What is hypertension?
Hypertension (high blood pressure) is a common condition affecting around 20-25% of the adult population. Most patients have what is called “essential” hypertension in which no specific cause can be identified. About 10% of patients however have an identifiable cause (secondary hypertension). These secondary causes include hormonal abnormalities, renal artery diseases, sleep apnoea, certain medications, and kidney disease.
The effects of hypertension
Hypertension has many adverse effects including increased risk of heart attack, stroke, and heart failure. It also has an adverse effect on kidney function.

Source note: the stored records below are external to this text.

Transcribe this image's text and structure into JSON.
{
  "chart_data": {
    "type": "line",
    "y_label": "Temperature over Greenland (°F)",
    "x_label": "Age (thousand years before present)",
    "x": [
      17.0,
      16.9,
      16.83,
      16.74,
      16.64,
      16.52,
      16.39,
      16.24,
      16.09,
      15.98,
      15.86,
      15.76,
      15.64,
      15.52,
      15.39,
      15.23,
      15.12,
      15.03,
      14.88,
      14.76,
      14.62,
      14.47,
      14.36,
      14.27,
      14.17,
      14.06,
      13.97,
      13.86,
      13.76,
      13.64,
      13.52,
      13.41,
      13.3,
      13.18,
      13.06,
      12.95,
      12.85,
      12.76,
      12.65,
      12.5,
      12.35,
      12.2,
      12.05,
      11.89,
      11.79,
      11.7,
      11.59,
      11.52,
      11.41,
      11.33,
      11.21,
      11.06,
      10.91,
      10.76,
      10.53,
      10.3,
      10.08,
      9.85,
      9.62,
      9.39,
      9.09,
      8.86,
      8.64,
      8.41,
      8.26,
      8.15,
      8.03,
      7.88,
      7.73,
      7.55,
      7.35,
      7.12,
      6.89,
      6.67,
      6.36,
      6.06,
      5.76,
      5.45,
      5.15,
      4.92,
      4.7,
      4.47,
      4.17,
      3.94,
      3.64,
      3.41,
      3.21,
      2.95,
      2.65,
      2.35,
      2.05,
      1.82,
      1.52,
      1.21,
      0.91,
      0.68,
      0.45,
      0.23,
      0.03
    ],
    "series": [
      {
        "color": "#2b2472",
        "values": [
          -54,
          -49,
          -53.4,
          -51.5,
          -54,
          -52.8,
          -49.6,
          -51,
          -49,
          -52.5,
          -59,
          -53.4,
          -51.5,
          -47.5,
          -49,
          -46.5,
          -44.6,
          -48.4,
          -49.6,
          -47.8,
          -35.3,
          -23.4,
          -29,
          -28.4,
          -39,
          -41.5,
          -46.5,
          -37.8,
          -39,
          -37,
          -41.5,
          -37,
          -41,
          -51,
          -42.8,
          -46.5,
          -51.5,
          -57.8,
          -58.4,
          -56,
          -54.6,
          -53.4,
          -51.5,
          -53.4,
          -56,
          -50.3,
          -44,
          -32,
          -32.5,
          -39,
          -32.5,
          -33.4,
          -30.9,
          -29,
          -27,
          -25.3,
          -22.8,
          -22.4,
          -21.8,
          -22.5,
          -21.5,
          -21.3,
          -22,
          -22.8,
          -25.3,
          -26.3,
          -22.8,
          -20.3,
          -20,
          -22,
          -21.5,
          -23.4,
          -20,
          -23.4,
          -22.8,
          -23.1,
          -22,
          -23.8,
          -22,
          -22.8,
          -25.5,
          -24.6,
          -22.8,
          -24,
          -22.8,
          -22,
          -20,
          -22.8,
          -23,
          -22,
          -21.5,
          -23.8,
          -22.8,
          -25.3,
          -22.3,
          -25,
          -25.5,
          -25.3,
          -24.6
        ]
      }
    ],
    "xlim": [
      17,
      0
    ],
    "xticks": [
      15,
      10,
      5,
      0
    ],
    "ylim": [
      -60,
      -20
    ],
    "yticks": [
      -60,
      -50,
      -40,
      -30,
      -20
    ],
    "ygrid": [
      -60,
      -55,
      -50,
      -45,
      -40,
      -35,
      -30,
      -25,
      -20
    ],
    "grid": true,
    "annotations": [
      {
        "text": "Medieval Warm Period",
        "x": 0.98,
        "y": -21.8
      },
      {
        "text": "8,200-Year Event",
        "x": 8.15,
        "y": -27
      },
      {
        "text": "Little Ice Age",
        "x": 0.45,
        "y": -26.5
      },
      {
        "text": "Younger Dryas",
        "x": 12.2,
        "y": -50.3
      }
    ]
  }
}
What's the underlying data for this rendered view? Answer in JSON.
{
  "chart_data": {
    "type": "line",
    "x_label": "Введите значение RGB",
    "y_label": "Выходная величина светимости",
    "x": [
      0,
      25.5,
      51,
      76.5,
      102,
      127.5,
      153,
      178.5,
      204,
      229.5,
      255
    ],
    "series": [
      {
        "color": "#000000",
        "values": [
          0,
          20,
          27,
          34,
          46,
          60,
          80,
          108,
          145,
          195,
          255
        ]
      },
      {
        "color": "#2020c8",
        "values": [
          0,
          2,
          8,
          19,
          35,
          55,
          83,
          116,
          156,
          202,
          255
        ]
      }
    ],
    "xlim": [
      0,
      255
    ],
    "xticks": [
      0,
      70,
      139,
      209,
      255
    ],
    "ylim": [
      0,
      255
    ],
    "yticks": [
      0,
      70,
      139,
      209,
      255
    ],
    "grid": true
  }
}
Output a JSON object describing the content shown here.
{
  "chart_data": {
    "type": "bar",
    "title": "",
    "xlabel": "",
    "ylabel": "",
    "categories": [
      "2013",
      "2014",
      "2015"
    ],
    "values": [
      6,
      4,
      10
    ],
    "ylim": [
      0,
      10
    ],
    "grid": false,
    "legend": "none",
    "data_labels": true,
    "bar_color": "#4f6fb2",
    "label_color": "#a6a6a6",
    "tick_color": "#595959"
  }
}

The good news is that effective treatment of high blood pressure reduces the risk of these conditions. Because of the strong association with kidney disease, nephrologists specialise in the treatment of hypertension.
There are a number of non-pharmacological measures that can be used in the treatment of hypertension including weight loss, low salt diet, exercise, cessation of smoking, stress reduction measures, avoidance of certain medications, reduced caffeine intake and treatment of sleep apnoea.
All persons with hypertension should follow these non-pharmacological measures but sometimes they are not sufficient, and medication is needed (in addition to the non-pharmacological measures). These days we fortunately have many effective drugs that can be used to control hypertension. Often more than one drug is needed to get to target blood pressure.